Question: The records for the place stated in the FSL are indexed, but when I searched for my ancestor’s name, it wasn’t there.

  • Answer: Sometimes the indexes are not complete, so you may still want to look at the actual church records (see next question). If you still can’t find your ancestor, you need to consider the possibility that the place name is misspelled in the FSL. Some of the place name spellings in the published FSL translations are really badly mangled, so be creative.

Question: The records for the place I want to research are not indexed on FamilySearch (or the records are not on FamilySearch at all). What do I do now?
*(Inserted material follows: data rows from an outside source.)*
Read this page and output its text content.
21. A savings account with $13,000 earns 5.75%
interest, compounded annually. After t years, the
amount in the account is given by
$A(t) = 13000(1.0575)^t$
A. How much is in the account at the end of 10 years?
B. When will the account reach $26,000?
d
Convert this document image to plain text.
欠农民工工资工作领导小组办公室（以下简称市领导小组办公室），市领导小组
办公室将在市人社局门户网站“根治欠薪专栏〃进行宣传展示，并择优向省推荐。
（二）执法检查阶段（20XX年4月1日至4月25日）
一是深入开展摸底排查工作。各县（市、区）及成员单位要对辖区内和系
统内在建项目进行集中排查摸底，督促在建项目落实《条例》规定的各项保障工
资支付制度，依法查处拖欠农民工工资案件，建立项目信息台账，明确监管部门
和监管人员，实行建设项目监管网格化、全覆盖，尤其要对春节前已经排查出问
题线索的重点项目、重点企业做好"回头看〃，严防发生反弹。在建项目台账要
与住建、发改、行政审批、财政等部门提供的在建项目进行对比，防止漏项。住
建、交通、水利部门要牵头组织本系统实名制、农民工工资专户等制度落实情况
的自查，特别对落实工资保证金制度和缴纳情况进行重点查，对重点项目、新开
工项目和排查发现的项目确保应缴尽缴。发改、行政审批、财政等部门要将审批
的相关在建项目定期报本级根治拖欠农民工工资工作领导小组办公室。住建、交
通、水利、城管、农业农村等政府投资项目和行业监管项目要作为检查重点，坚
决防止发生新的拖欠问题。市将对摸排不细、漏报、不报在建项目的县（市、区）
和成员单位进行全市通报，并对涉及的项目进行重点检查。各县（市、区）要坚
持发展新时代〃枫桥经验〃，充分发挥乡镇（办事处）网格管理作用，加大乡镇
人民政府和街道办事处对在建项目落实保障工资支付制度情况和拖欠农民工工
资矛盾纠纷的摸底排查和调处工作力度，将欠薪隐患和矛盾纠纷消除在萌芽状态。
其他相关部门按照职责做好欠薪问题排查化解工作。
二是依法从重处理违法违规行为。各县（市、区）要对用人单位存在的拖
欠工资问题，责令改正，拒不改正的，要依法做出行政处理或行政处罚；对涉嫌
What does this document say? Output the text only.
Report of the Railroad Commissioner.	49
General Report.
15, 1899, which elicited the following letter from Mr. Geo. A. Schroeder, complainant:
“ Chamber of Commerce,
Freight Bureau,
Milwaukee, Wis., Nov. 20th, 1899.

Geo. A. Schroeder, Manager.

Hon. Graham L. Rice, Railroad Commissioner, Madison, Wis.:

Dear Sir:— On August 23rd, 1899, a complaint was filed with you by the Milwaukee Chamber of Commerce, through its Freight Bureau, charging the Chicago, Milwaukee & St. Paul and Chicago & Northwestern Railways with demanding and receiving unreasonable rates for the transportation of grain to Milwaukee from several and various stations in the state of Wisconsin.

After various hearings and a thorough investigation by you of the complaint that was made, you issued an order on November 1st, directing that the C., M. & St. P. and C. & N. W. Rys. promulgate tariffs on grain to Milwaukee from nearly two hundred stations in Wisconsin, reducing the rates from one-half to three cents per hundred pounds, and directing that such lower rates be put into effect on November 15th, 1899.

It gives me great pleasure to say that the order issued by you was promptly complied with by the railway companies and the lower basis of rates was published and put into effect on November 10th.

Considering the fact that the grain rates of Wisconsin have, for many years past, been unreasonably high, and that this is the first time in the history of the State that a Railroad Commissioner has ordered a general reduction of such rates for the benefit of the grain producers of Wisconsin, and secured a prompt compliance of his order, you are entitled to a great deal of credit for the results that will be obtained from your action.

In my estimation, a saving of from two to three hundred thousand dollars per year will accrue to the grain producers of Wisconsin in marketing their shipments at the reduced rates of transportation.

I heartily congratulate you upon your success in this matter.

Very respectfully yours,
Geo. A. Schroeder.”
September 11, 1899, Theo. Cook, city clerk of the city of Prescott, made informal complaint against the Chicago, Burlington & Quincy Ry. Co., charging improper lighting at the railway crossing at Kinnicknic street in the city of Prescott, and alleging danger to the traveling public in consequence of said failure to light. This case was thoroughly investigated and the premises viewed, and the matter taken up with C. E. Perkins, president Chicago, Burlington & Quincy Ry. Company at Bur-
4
  • The indexed information on the big genealogy web sites represents only a small portion of all of the German records that exist. Most German church records from the mid-1700s are not indexed, so it is unlikely you will find your ancestors German Origin location by searching for their names on FamilySearch, Ancestry or on any other genealogy web site. In most cases, proving a German Origin location is going to require that you look at images of church records one page at a time!
    • There are also some German church records available on Ancestry, and those are sometimes indexed 
    • FamilySearch has many records that aren't indexed
    • Most of the research that I publish comes from either Archion or Matricula. Both of these web sites have large collections of records, and none of them are indexed (see link to handout below for links to these websites). 

Question: The place name given in the FSL doesn’t exist. What do I do now?

  • Answer: The online Meyers-Orts has a “sounds like” function, and that might give you a suggestion. Sometimes just putting the non-existent place name into Google will generate a suggestion for a real place name. There are websites that give you options for searching places using different kinds of “sounds like” or “fuzzy” search methods. There are other resources besides the Volga First Settlers Lists that might help you narrow down the search (see link to handout below).

Question: I looked at some old German church records and I don’t understand the handwriting at all. How am I supposed to find my ancestors if I can’t read this crazy handwriting?

  • Answer: I agree, old German records can be challenging to read and understand, especially when the scribe has messy handwriting. Many older records are written in a script that is no longer used (Kurrentschrift) and you do have to invest some time in learning how to read that. Once you get past the script, you don’t need to be fluent in German to glean the basic information from an entry. There are web sites, books, and classes where you can learn the basics of reading German script and understanding church records.